Liebe gegeben – den Tod geerntet
Im Kreuzgang gelesen stellte Kleist's „Findling“
vor
Marion Wiegmann und Mr Edin Burgh
Kotofeij
K. Bajun
Kleist, Kleist! Warum nur hast du dich erschossen! Was hätte dieser
Titan der deutschen Sprache seinem Volke noch zu geben vermocht! Der zerbrochene
Krug, das Käthchen von Heilbronn, die Marquise von O. ..., all die
unsterblichen Werke künden von der erzählerischen Wucht, dem
sprachlich - gestalterischen Genie des Frankfurter Musensohns. Und es
wird klar, was das Deutsche eingebüßt hat, seit es im Informationszeitalter
auf SMS-Größe verkrüppelt wurde.
Am Abend des 11. November trug Marion Wiegmann Kleists Geschichte "Der
Findling" im warmen Halbdunkel des Dominikaner-Kreuzgangs zu St.
Pauli vor.
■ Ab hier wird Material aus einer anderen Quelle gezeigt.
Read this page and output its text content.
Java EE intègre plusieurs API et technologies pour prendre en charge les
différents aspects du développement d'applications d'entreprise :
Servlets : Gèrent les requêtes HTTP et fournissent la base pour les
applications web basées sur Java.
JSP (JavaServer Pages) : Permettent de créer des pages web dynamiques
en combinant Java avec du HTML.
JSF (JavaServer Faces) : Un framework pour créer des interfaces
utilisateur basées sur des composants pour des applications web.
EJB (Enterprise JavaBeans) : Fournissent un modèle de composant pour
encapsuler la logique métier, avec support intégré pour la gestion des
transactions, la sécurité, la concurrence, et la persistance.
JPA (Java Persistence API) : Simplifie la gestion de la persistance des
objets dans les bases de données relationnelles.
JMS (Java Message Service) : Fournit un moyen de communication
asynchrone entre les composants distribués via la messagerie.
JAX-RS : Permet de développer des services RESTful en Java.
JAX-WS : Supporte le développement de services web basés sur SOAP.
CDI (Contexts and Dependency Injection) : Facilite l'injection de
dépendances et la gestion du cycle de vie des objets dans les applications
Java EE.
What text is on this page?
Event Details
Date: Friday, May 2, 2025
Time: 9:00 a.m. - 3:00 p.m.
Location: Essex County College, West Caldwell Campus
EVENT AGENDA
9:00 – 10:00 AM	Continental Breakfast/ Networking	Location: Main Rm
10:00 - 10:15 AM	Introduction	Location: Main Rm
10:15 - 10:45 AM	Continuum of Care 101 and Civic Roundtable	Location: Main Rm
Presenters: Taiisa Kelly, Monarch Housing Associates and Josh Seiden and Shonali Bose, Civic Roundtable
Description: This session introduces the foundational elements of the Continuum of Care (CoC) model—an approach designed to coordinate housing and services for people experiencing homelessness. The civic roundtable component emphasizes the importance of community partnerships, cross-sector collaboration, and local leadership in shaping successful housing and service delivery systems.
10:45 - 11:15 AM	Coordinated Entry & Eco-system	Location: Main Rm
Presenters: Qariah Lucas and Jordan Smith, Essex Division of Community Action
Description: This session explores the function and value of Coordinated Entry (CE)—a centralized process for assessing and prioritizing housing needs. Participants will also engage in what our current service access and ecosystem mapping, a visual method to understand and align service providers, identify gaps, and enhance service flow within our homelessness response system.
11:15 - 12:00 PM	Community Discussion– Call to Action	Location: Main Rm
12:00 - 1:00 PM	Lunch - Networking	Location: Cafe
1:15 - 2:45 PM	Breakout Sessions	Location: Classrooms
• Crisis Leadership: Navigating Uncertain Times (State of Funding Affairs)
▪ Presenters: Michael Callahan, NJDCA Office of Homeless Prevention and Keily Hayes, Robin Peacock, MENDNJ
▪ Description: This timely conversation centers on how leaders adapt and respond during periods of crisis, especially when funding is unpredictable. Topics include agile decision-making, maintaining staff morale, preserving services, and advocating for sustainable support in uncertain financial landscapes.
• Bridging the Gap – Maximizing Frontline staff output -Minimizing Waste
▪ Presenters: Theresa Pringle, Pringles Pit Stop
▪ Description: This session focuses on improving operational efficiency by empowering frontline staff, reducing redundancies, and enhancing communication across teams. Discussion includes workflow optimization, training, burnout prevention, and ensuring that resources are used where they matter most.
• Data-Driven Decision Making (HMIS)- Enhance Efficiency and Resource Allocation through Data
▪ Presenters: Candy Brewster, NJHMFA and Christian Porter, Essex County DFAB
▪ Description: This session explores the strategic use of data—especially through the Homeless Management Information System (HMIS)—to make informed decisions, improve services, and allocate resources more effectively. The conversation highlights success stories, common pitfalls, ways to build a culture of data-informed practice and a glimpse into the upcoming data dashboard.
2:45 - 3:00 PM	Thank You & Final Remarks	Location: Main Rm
Begleitet wurde sie von dem hervorragenden Violinisten Mr.
Edin Burgh, der – kein Kalauer – aus der gleichnamigen Hauptstadt
Schottlands stammt. Ach, Frau Wiegmann... Wer bislang glaubte, lesen zu
können, der muss Marion Wiegmann hören. Sie kann lesen. Der
Rest buchstabiert. All die Höhen und Tiefen der dramatischen Erzählung
bringt sie als Eine-Frau-Ensemble auf die Bühne. Sie gestikuliert
mit Stimme und Händen. Der Strang der Handlung wird von der Tonalität
von Frau Wigmanns Stimme getragen. Kleists Sprache ist eine Orgel? Frau
Wiegmann ist die Organistin. Und sie traktiert dieses Instrument im Duett,
da sie ihre eigene Stimme zu einem ebensolchen Instrument gestaltet.
Kleist malt Psychogramme – seine Interpretin Marion Wiegmann malt
die dazugehörigen Bilder. Und ein von Grund auf sympathischer Musiker
mit dem Blut der Lowlands in den Adern, streichelt seine Violine dazu.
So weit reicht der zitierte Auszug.